Starred review from July 10, 2006
A truck jackknifes off an "arrow straight country road" near Kearney, Nebr., in Powers's ninth novel, becoming the catalyst for a painstakingly rendered minuet of self-reckoning. The accident puts the truck's 27-year-old driver, Mark Schluter, into a 14-day coma. When he emerges, he is stricken with Capgras syndrome: he's unable to match his visual and intellectual identifications with his emotional ones.

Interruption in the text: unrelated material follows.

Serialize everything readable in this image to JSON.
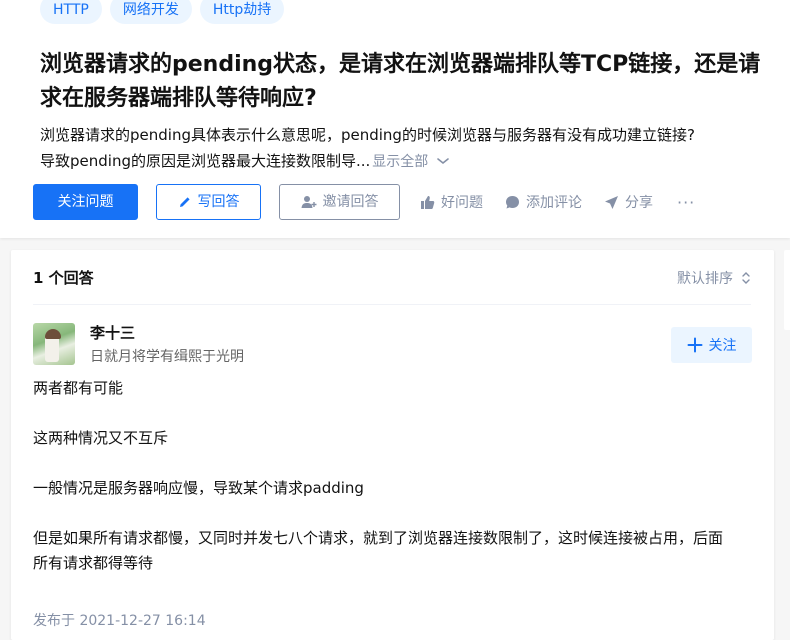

He thinks his sister, Karin, isn't actually his sister—she's an imposter (the same goes for Mark's house). A shattered and worried Karin turns to Gerald Weber, an Oliver Sacks–like figure who writes bestsellers about neurological cases, but Gerald's inability to help Mark, and bad reviews of his latest book, cause him to wonder if he has become a "neurological opportunist." Then there are the mysteries of Mark's nurse's aide, Barbara Gillespie, who is secretive about her past and seems to be much more intelligent than she's willing to let on, and the meaning of a cryptic note left on Mark's nightstand the night he was hospitalized. MacArthur fellow Powers (Gold Bug Variations,
etc.) masterfully charts the shifting dynamics of Karin's and Mark's relationship, and his prose—powerful, but not overbearing—brings a sorrowful energy to every page.